Coco Gauff: Teenage Tennis Star And Already Spokeswoman For A Generation

Gauff starts her Wimbledon campaign against Romania’s Elena-Gabriela Ruse on Tuesday
16:30, 26 Jun 2022

As if being one of the best young tennis players in the world striving to win tournaments and establish a legacy on court wasn’t enough, the hugely impressive teenager Coco Gauff is increasingly sounding like a spokeswoman for her generation with her mature and principled public utterances on everything from gun violence, through racial injustice and then this week reproductive rights after the reversal of the Roe v Wade decision in the USA’s Supreme Court caused such outrage. 

Wimbledon fell in love with American Gauff since she came through qualifying three years ago aged 15 years and three months to become the youngest player ever to feature in the main women’s draw via qualifying in the Open era – and she hammered home the message by beating five-time champion Venus Williams on her debut. 

Gauff, now 18, was a breath of fresh air with boundless energy and enthusiasm, and even then a maturity beyond her tender years. Press conferences that some find so daunting and confrontational saw hard-bitten journalists eating out of the player’s hands.


There were further wins over Magdalena Rybarikova and Polona Hercog that year, before defeat to Romania’s Simona Halep who went on to win the title that year. No disgrace there. And Gauff has continued her rapid climb up the rankings, currently standing at No12 having already won two WTA singles and four doubles titles – and reached a first slam final in Paris this year, losing to Iga Swiatek. 

But though Gauff starts third favourite for the singles title behind only Swiatek and Ons Jabeur, life is about a lot more than tennis for Gauff. Serena Williams has probably done more than any woman player bar Billie Jean King addressing women’s equality and a plethora of human rights issues. But on the recent decision that left so many women distraught in the US and worldwide, it was the youngster that idolised her who picked up the baton. 

Serena Williams
Serena Williams

And make no mistake, it was a brave move. In today’s social media world and especially in a nation as divided and polarised as the US, there can be 95 percent who agree with a particular view. But the five percent against are capable of vicious trolling and a stack of vile abuse. 

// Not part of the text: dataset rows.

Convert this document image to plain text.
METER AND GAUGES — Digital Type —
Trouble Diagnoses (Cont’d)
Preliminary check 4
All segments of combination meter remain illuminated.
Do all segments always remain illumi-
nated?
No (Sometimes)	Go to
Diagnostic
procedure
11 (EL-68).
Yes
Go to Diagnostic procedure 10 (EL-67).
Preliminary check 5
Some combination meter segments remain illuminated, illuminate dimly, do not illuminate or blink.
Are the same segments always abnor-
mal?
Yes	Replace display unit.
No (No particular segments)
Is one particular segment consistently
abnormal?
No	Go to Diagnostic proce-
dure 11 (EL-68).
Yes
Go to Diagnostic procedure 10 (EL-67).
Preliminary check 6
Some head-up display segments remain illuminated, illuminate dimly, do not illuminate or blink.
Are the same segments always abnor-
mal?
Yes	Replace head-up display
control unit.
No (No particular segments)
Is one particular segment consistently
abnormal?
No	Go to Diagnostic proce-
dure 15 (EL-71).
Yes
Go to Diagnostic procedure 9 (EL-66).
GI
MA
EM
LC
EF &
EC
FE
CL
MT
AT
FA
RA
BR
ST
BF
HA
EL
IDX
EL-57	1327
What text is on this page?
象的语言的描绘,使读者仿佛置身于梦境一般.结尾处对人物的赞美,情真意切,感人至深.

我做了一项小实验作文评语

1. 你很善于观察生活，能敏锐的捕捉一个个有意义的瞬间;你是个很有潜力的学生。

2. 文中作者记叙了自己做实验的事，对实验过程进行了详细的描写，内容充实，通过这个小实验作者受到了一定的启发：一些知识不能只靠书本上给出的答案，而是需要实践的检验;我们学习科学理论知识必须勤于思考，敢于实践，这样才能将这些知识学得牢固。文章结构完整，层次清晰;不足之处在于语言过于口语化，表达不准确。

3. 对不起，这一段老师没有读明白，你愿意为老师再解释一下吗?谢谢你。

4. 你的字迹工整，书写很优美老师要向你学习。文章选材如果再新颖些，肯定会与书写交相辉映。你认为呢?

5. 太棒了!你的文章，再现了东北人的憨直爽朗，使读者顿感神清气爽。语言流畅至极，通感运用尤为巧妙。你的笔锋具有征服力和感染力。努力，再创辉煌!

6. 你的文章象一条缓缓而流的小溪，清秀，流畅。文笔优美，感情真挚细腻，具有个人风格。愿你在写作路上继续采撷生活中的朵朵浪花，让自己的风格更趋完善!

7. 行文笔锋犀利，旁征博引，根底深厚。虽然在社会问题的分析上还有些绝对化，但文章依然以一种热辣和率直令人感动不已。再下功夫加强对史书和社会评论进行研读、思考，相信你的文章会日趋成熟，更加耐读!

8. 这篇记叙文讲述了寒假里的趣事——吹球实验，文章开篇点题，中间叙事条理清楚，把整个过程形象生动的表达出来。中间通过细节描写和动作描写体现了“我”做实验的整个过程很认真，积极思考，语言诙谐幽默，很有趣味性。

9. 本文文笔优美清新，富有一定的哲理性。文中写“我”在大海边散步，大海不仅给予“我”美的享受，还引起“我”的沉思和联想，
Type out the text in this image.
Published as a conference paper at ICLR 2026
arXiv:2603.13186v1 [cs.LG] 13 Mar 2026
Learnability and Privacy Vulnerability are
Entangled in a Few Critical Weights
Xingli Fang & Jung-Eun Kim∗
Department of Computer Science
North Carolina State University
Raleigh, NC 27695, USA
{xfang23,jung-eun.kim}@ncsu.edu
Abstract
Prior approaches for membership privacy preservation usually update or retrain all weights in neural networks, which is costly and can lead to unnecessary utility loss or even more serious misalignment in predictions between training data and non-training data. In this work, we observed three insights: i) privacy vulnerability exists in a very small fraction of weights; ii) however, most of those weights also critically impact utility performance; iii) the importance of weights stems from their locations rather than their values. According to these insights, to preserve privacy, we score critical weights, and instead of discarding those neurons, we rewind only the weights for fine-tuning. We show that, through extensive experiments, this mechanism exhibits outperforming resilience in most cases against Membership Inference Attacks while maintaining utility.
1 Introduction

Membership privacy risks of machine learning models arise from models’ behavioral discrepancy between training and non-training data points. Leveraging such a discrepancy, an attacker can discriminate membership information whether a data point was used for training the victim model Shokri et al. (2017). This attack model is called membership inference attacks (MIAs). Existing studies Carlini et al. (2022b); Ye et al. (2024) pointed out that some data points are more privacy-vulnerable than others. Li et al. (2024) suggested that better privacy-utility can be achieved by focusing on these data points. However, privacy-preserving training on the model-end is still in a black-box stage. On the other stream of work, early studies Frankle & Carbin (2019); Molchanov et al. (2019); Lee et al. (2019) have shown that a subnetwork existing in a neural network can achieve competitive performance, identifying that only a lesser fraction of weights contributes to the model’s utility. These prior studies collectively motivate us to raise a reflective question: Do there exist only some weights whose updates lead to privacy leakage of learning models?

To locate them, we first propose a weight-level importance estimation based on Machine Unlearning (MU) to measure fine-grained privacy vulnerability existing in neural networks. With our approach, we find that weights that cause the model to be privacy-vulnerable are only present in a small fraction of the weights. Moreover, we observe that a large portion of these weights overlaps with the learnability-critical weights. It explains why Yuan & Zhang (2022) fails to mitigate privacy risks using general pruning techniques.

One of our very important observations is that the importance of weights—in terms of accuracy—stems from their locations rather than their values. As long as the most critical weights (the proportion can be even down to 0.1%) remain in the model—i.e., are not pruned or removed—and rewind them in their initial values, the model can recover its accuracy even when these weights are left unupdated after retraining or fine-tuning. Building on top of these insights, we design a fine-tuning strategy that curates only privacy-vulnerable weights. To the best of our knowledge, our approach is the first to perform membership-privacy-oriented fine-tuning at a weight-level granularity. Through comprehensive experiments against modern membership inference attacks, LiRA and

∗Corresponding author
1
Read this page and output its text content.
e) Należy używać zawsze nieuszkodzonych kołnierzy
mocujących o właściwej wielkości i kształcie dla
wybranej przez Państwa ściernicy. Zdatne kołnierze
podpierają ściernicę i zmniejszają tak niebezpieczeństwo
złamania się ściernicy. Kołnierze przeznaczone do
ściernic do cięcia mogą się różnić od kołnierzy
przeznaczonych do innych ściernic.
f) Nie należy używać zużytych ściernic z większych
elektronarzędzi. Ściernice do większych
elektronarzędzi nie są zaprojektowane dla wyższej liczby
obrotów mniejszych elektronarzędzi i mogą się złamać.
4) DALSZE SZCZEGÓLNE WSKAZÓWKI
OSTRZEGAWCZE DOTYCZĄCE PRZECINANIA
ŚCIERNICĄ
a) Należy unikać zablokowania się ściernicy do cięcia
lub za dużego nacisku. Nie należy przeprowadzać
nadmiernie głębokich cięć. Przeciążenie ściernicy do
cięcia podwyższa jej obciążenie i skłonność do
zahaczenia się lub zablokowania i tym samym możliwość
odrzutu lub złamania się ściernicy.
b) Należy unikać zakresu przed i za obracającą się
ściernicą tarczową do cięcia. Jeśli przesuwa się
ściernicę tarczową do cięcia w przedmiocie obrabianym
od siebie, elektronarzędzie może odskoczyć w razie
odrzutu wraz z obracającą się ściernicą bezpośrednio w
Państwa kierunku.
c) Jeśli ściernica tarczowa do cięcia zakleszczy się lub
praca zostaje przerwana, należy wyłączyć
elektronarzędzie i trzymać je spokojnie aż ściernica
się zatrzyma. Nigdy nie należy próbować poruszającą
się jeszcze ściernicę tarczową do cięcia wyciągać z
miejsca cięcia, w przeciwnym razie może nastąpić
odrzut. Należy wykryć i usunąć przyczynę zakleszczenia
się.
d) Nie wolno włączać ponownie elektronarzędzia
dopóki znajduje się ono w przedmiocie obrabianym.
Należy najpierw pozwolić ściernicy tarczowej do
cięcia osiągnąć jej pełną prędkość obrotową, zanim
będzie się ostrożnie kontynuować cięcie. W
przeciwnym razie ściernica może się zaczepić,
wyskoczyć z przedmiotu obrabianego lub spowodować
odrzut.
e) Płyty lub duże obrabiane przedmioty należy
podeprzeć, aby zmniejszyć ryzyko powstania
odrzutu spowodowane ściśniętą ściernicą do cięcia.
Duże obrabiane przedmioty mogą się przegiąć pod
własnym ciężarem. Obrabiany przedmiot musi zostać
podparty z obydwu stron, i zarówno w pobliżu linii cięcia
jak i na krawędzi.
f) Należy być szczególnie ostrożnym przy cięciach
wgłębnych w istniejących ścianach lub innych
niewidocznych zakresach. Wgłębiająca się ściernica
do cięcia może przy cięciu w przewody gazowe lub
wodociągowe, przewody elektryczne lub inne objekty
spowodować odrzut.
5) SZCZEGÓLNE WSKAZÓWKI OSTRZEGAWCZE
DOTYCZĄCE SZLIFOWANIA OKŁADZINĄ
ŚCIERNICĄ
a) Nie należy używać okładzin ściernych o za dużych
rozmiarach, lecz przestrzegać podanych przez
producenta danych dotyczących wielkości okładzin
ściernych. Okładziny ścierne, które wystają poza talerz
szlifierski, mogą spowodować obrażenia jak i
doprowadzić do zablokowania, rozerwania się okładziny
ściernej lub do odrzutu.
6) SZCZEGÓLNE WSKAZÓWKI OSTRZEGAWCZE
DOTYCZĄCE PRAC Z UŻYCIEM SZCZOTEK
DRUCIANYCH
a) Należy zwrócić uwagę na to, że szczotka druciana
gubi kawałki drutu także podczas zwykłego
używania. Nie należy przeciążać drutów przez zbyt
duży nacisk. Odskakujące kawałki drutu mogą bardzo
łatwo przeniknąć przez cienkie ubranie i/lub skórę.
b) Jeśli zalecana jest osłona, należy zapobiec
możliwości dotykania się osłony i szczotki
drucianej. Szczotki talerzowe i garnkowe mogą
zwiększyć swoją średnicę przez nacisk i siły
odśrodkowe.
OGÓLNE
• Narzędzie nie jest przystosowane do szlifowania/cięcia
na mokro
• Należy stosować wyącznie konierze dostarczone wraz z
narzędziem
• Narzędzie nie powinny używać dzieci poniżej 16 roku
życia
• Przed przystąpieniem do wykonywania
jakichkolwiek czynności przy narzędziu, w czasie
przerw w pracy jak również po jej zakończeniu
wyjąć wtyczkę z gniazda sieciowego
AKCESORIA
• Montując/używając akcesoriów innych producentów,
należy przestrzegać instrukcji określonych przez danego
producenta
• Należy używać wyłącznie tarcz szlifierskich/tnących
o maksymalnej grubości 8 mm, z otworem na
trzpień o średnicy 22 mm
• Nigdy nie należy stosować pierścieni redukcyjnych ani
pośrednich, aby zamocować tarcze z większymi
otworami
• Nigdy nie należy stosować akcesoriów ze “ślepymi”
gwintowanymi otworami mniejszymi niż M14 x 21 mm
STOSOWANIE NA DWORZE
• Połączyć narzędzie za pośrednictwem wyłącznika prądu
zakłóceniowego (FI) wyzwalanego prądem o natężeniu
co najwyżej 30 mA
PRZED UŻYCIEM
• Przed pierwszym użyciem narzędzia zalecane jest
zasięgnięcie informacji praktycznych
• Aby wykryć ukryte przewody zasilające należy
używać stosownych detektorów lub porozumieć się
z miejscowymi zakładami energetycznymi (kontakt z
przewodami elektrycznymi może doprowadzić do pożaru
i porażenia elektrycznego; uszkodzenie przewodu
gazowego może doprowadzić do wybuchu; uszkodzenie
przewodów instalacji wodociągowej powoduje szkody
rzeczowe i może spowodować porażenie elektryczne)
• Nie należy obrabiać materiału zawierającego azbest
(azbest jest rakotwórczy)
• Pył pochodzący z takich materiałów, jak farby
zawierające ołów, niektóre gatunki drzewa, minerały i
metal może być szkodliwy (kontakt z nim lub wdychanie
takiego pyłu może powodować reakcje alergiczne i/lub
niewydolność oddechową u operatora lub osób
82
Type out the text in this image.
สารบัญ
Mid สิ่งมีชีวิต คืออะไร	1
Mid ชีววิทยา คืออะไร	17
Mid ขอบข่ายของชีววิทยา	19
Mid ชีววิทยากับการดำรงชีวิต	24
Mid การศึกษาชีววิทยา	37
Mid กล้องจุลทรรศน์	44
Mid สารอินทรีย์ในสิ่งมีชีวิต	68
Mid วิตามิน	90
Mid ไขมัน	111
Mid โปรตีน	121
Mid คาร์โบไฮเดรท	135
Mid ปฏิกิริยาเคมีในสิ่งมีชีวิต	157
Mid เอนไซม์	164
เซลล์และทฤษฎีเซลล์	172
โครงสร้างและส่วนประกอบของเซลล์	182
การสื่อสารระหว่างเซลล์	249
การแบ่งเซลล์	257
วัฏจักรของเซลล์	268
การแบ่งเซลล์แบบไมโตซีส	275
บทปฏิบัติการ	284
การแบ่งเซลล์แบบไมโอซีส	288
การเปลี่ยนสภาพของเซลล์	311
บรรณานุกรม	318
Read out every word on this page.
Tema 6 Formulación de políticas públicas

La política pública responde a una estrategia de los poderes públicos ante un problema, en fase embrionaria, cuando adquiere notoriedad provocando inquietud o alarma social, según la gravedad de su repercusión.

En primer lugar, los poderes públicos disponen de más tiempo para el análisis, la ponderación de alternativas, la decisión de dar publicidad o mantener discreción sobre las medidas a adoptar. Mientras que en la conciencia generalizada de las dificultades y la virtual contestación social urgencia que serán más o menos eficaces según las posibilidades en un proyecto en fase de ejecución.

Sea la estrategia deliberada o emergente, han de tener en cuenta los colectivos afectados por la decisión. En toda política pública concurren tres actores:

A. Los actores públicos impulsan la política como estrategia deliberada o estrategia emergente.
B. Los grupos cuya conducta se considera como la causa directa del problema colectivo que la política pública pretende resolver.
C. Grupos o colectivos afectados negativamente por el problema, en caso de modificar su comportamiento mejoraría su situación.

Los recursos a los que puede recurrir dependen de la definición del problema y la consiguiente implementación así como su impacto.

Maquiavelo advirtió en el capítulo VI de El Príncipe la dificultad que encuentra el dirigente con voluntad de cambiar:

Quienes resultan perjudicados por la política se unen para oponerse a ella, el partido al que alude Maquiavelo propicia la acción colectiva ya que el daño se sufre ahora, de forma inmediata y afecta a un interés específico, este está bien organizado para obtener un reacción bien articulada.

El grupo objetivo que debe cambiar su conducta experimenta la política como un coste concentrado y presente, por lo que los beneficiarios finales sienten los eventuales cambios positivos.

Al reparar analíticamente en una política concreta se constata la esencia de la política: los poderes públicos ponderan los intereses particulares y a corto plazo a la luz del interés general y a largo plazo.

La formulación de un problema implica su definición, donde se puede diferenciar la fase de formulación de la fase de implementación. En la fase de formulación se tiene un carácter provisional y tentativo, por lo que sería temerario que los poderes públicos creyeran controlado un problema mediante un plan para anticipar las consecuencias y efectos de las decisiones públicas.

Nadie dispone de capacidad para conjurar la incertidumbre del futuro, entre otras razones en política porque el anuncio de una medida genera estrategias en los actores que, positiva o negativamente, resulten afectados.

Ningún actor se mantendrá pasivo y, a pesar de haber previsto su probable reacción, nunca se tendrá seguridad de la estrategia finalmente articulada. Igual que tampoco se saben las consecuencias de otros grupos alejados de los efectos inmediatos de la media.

There was an initial post from Gauff on Twitter reading: “Incredibly disappointed by the decision made. The sad part is this will not stop abortions from happening…this will only increase illegal and unsafe abortions. It is a very sad day for our country and I cannot believe that once again history is repeating itself.” 

Expanding on her views at Wimbledon, Gauff - who starts her campaign against Romania’s Elena-Gabriela Ruse - said: “I put a tweet out, I'm obviously disappointed about the decision made. Really for me, obviously I feel bad for future women and women now, but I also feel bad for those who protested for this, I don't even know how many years ago - but protested for this, and are alive to see that decision be reversed. 

“I just think that history is repeating itself. I feel like, I mean, at least from my reading, researching, because I do like history, I just feel like just having this decision reversed…I feel like we're almost going backwards. 

“Not only does this decision kind of mark regarding reproductive rights, I feel like it also kind of puts a lead-way into maybe reversing other things that we worked for - I wouldn't say me personally, but people in the past worked so hard to reverse. 

“But I still want to encourage people to use their voice and not feel too discouraged about this because we can definitely make a change, and hopefully change will happen. 

“Exressing views and still staying focused…I just feel like my whole life I've always balanced that kind of aspect. I mean, obviously now I have a much bigger platform than I did when I was younger, but it was still issues that I was talking about. I would say my family just grew up and raised me like that. 

“Regarding balancing. I mean, I've always done a pretty good job of separating the world from tennis when I'm on the court, because on the court, it's like my escape from everything. During the tournament, I probably will shut the phone off and maybe not see so much. 

“The same thing happened in the French Open where I was talking about gun violence. So I definitely don't think it affects my performance. I feel like it fuels me more because I know the more I win, the later I get into tournaments, the more people are watching, the more people that can hear my message. I feel like I use that almost as fuel to do better.”